Opening with "My Heart's In The Highlands," Katie and Shona exchange verses over a classy backdrop of strings, Irvin Duguid's piano, and the gorgeous clàrsach of Mary Ann Kennedy. This is a stylish, sumptuous arrangement, surpassed only by the chiming clarity of the vocals. But just as you might be thinking that the tone for the album is set with this opening number, Shona takes the lead on an inventive, upbeat rework of "John Anderson, My Jo," with John Goldie's nimble guitar being the perfect foil for James Mackintosh's pulsating percussion. There is a similarly dark, contemporary edge to "The Slaves' Lament," with a driving bass line that results in an enticingly catchy arrangement, and also boasts some undeniably cool harmonica playing.
Even Katie's Gaelic interpretation of "Ae Fond Kiss" (Aon Phòg Ghràidh) is delivered with a bold, carefree swing that rescues the song from the routine humdrum with which it is oft marred. There is a lively rebirth for the Scots/Gaelic fusion of "Green Grow The Rashes, O" (Chan eil ach cùram air gach làimh), that captures well the joyous spirit of Burns' lyrics, and Katie's beautifully lucid and intimate reading of "My Luv' Is Like A Red, Red Rose," exquisitely imparts the sentiments of a delicate romance.

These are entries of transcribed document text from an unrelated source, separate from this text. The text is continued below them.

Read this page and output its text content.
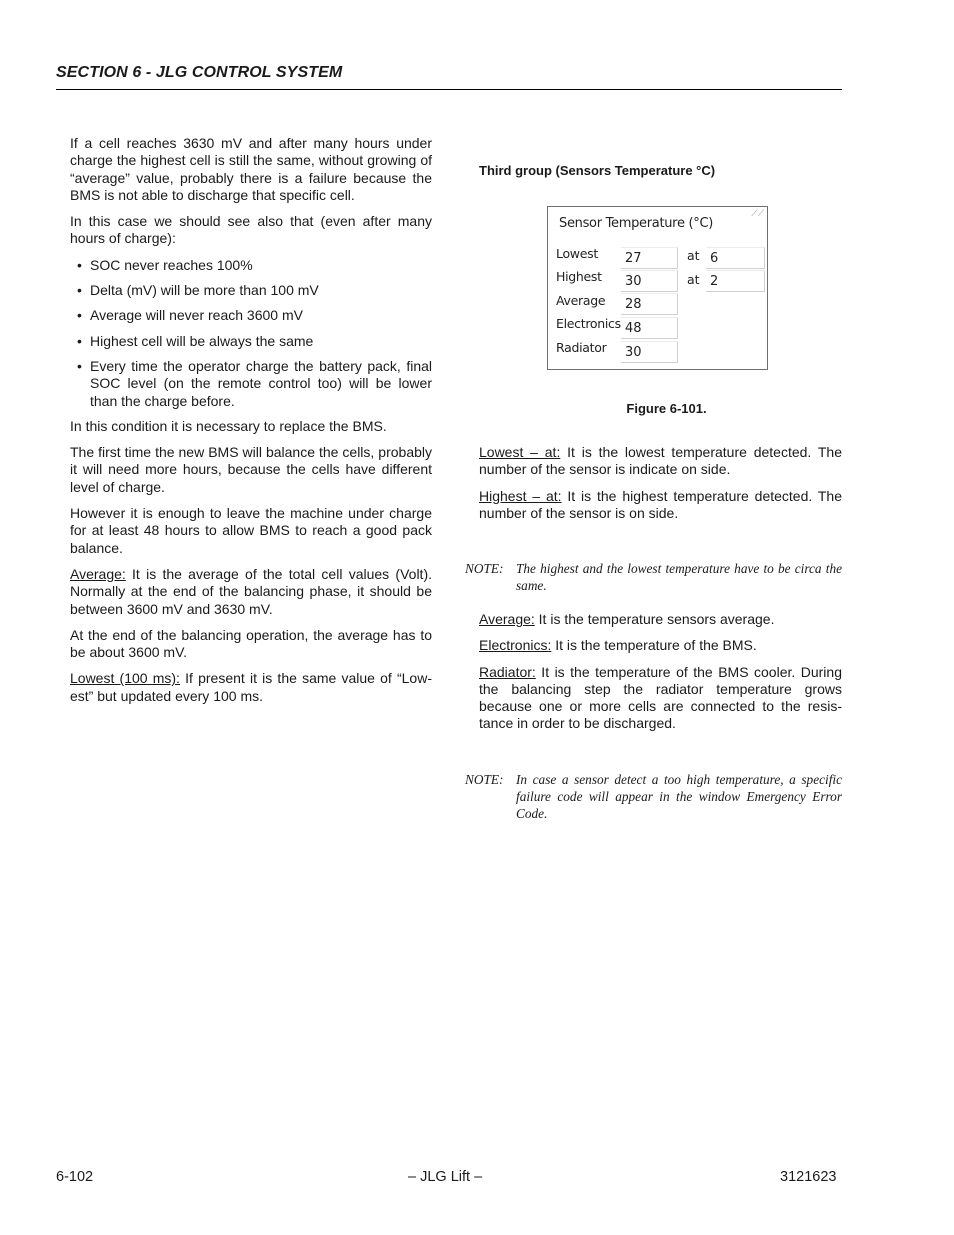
SECTION 6 - JLG CONTROL SYSTEM

If a cell reaches 3630 mV and after many hours under charge the highest cell is still the same, without growing of “average” value, probably there is a failure because the BMS is not able to discharge that specific cell.

In this case we should see also that (even after many hours of charge):

• SOC never reaches 100%
• Delta (mV) will be more than 100 mV
• Average will never reach 3600 mV
• Highest cell will be always the same
• Every time the operator charge the battery pack, final SOC level (on the remote control too) will be lower than the charge before.

In this condition it is necessary to replace the BMS.

The first time the new BMS will balance the cells, probably it will need more hours, because the cells have different level of charge.

However it is enough to leave the machine under charge for at least 48 hours to allow BMS to reach a good pack balance.

Average: It is the average of the total cell values (Volt). Normally at the end of the balancing phase, it should be between 3600 mV and 3630 mV.

At the end of the balancing operation, the average has to be about 3600 mV.

Lowest (100 ms): If present it is the same value of “Low-est” but updated every 100 ms.

Third group (Sensors Temperature °C)

Sensor Temperature (°C)
⟋⟋
Lowest	27	at 6
Highest	30	at 2
Average	28
Electronics 48
Radiator	30
Figure 6-101.

Lowest – at: It is the lowest temperature detected. The number of the sensor is indicate on side.

Highest – at: It is the highest temperature detected. The number of the sensor is on side.

NOTE: The highest and the lowest temperature have to be circa the same.

Average: It is the temperature sensors average.

Electronics: It is the temperature of the BMS.

Radiator: It is the temperature of the BMS cooler. During the balancing step the radiator temperature grows because one or more cells are connected to the resis-tance in order to be discharged.

NOTE: In case a sensor detect a too high temperature, a specific failure code will appear in the window Emergency Error Code.
6-102	– JLG Lift –	3121623
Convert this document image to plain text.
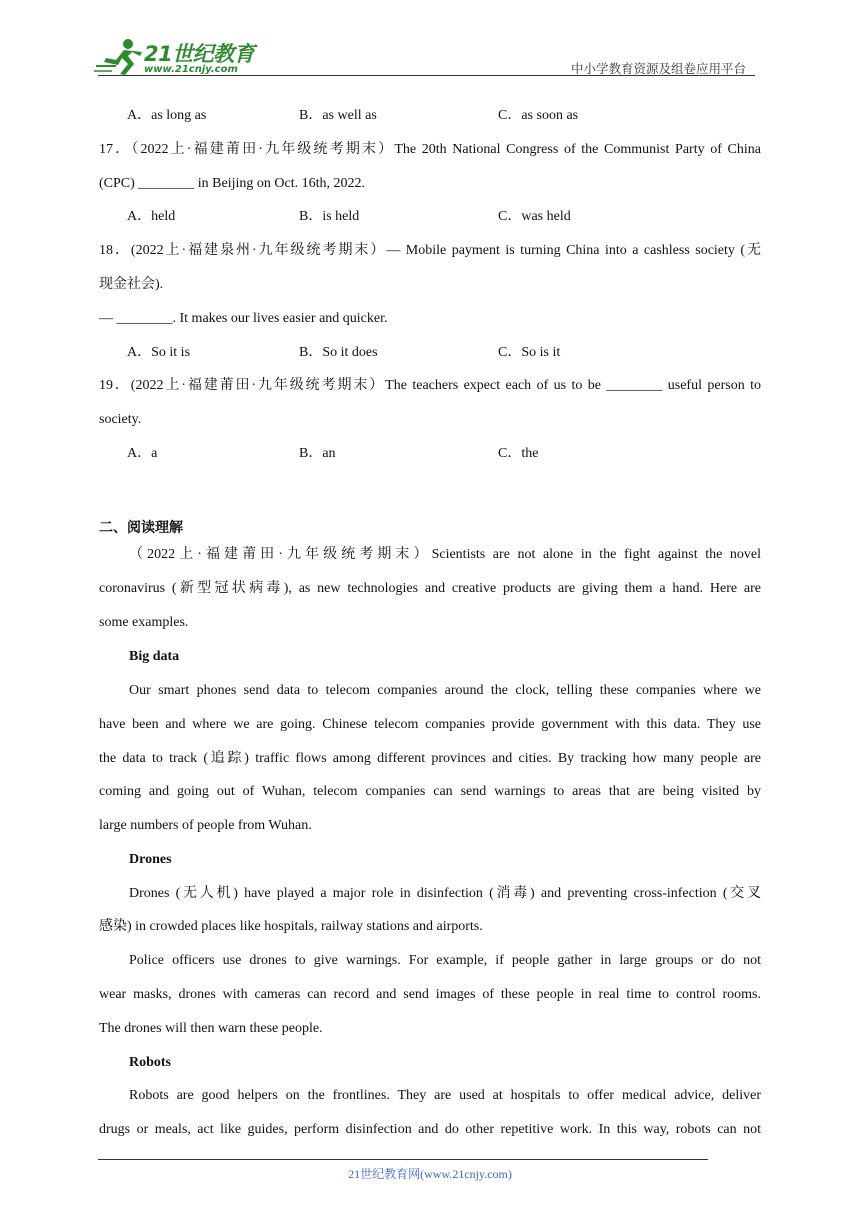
21世纪教育
www.21cnjy.com	中小学教育资源及组卷应用平台
A．as long as	B．as well as	C．as soon as
17．（2022上·福建莆田·九年级统考期末）The 20th National Congress of the Communist Party of China
(CPC) ________ in Beijing on Oct. 16th, 2022.
A．held	B．is held	C．was held
18．(2022上·福建泉州·九年级统考期末）— Mobile payment is turning China into a cashless society (无
现金社会).
— ________. It makes our lives easier and quicker.
A．So it is	B．So it does	C．So is it
19．(2022上·福建莆田·九年级统考期末）The teachers expect each of us to be ________ useful person to
society.
A．a	B．an	C．the
二、阅读理解
（2022上·福建莆田·九年级统考期末）Scientists are not alone in the fight against the novel
coronavirus (新型冠状病毒), as new technologies and creative products are giving them a hand. Here are
some examples.
Big data
Our smart phones send data to telecom companies around the clock, telling these companies where we
have been and where we are going. Chinese telecom companies provide government with this data. They use
the data to track (追踪) traffic flows among different provinces and cities. By tracking how many people are
coming and going out of Wuhan, telecom companies can send warnings to areas that are being visited by
large numbers of people from Wuhan.
Drones
Drones (无人机) have played a major role in disinfection (消毒) and preventing cross-infection (交叉
感染) in crowded places like hospitals, railway stations and airports.
Police officers use drones to give warnings. For example, if people gather in large groups or do not
wear masks, drones with cameras can record and send images of these people in real time to control rooms.
The drones will then warn these people.
Robots
Robots are good helpers on the frontlines. They are used at hospitals to offer medical advice, deliver
drugs or meals, act like guides, perform disinfection and do other repetitive work. In this way, robots can not
21世纪教育网(www.21cnjy.com)
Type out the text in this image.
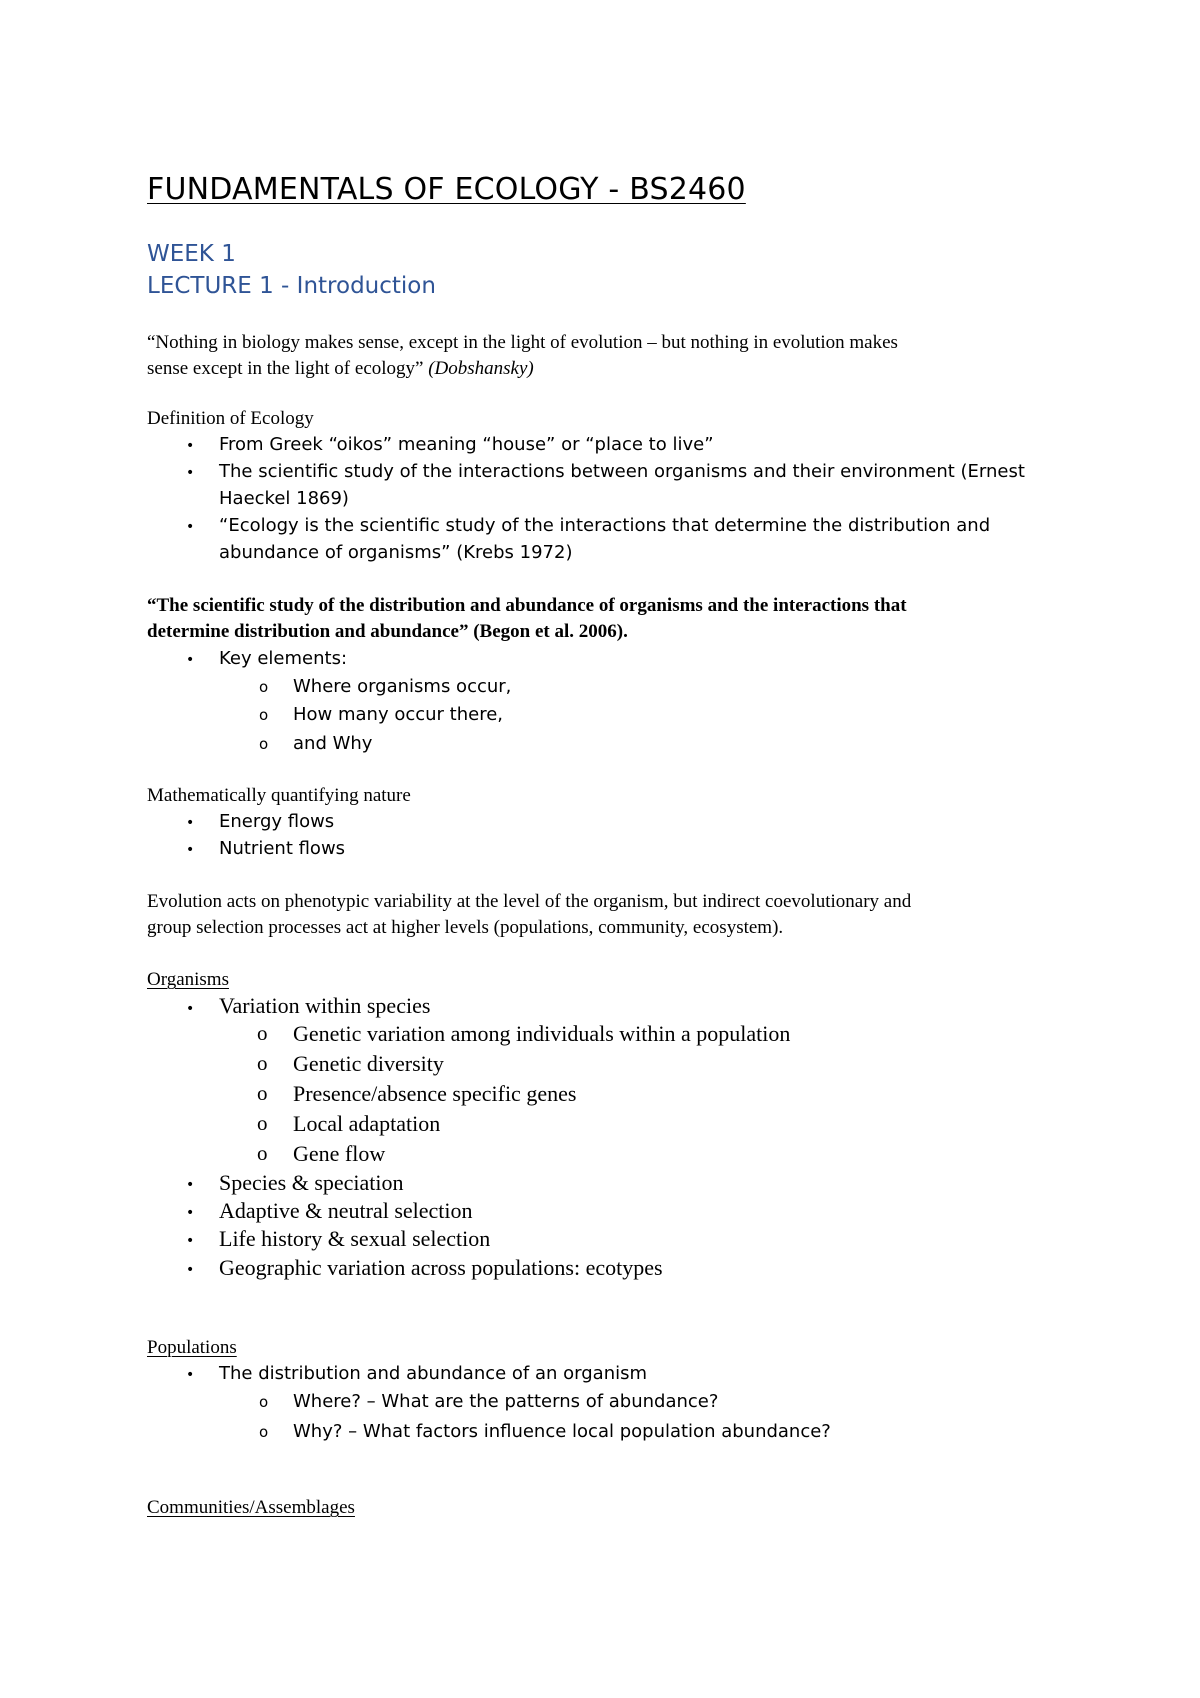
FUNDAMENTALS OF ECOLOGY - BS2460
WEEK 1
LECTURE 1 - Introduction
“Nothing in biology makes sense, except in the light of evolution – but nothing in evolution makes
sense except in the light of ecology” (Dobshansky)
Definition of Ecology
• From Greek “oikos” meaning “house” or “place to live”
• The scientific study of the interactions between organisms and their environment (Ernest
Haeckel 1869)
• “Ecology is the scientific study of the interactions that determine the distribution and
abundance of organisms” (Krebs 1972)
“The scientific study of the distribution and abundance of organisms and the interactions that
determine distribution and abundance” (Begon et al. 2006).
• Key elements:
o Where organisms occur,
o How many occur there,
o and Why
Mathematically quantifying nature
• Energy flows
• Nutrient flows
Evolution acts on phenotypic variability at the level of the organism, but indirect coevolutionary and
group selection processes act at higher levels (populations, community, ecosystem).
Organisms
• Variation within species
o Genetic variation among individuals within a population
o Genetic diversity
o Presence/absence specific genes
o Local adaptation
o Gene flow
• Species & speciation
• Adaptive & neutral selection
• Life history & sexual selection
• Geographic variation across populations: ecotypes
Populations
• The distribution and abundance of an organism
o Where? – What are the patterns of abundance?
o Why? – What factors influence local population abundance?
Communities/Assemblages
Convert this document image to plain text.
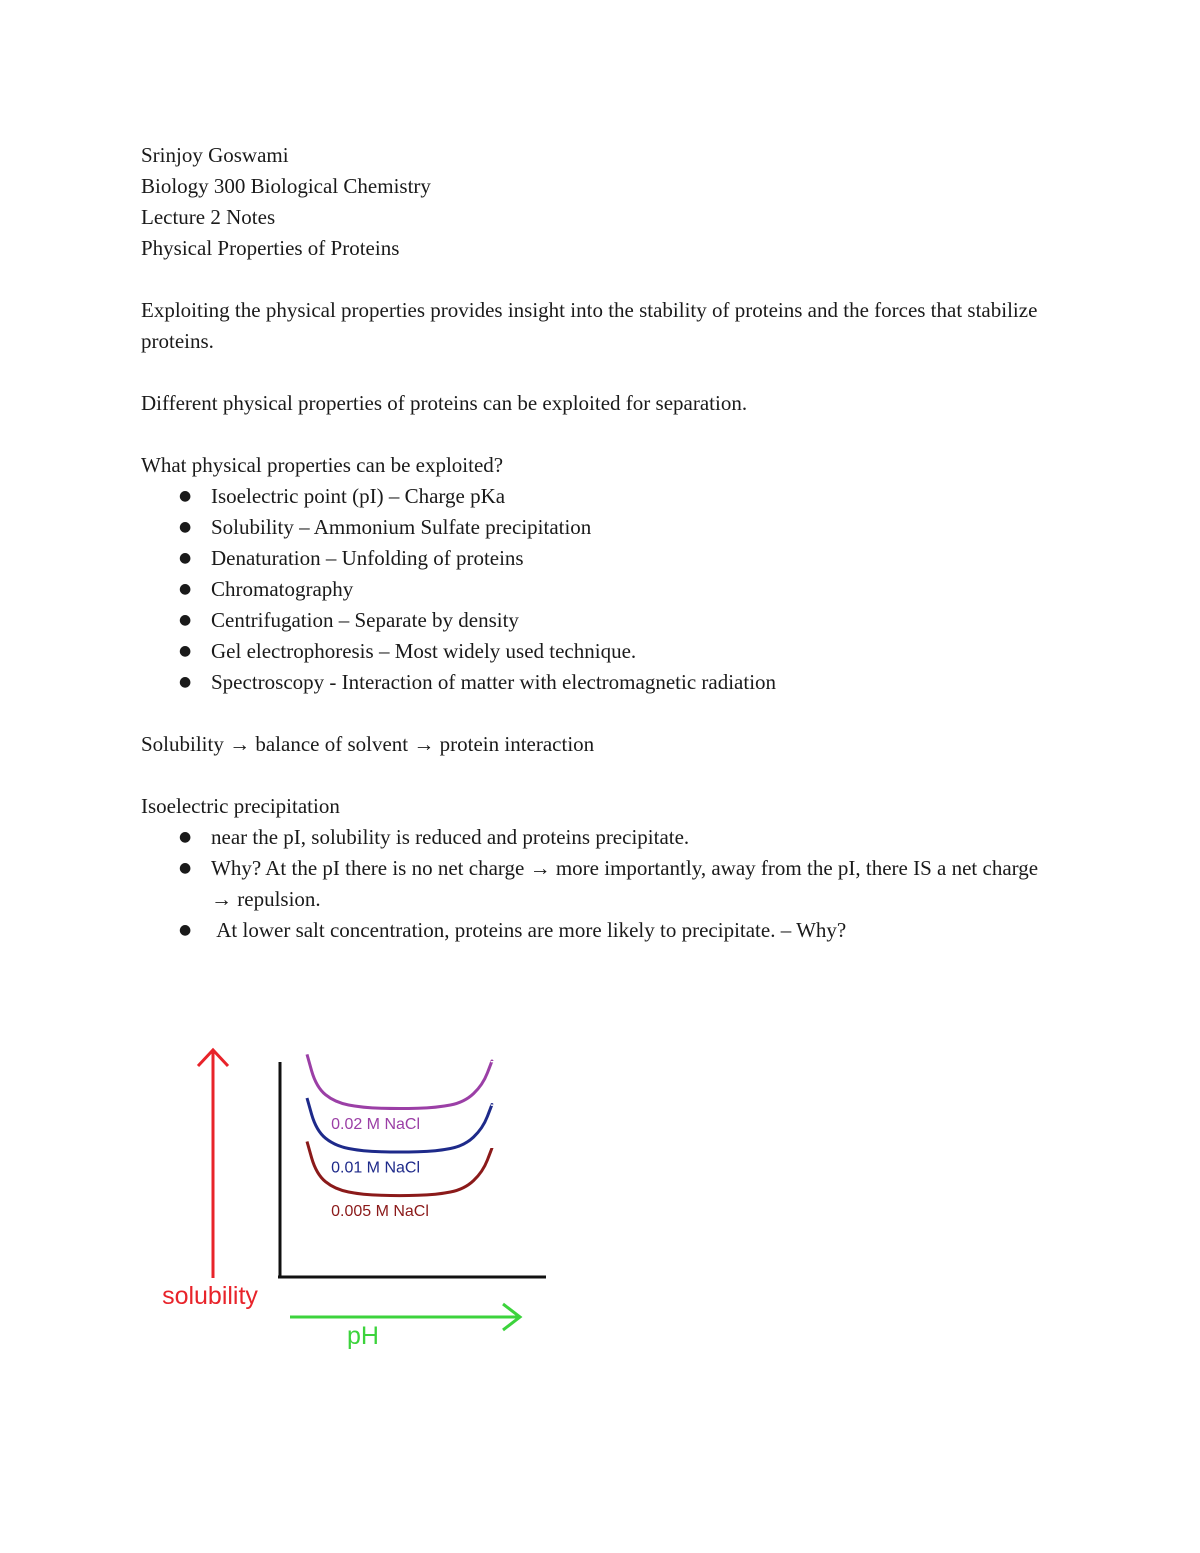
Srinjoy Goswami

Biology 300 Biological Chemistry

Lecture 2 Notes

Physical Properties of Proteins

Exploiting the physical properties provides insight into the stability of proteins and the forces that stabilize proteins.

Different physical properties of proteins can be exploited for separation.

What physical properties can be exploited?

● Isoelectric point (pI) – Charge pKa
● Solubility – Ammonium Sulfate precipitation
● Denaturation – Unfolding of proteins
● Chromatography
● Centrifugation – Separate by density
● Gel electrophoresis – Most widely used technique.
● Spectroscopy - Interaction of matter with electromagnetic radiation

Solubility → balance of solvent → protein interaction

Isoelectric precipitation

● near the pI, solubility is reduced and proteins precipitate.
● Why? At the pI there is no net charge → more importantly, away from the pI, there IS a net charge → repulsion.
● At lower salt concentration, proteins are more likely to precipitate. – Why?
0.02 M NaCl
0.01 M NaCl
0.005 M NaCl
solubility
pH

Well, the girls have certainly done good! The Lassies' Reply is an album that draws together several strands of Scotland's rich traditions, and offers genuinely fresh interpretations of Burns' work, with a broad appeal. The accompanying publicity suggests that "if Robert Burns were alive in 2009, these are The Lassies he would be writing about." With beauty in such abundance, there are surely plenty of modern-day gentleman wordsmiths who'd be more than happy to oblige in Burns' absence.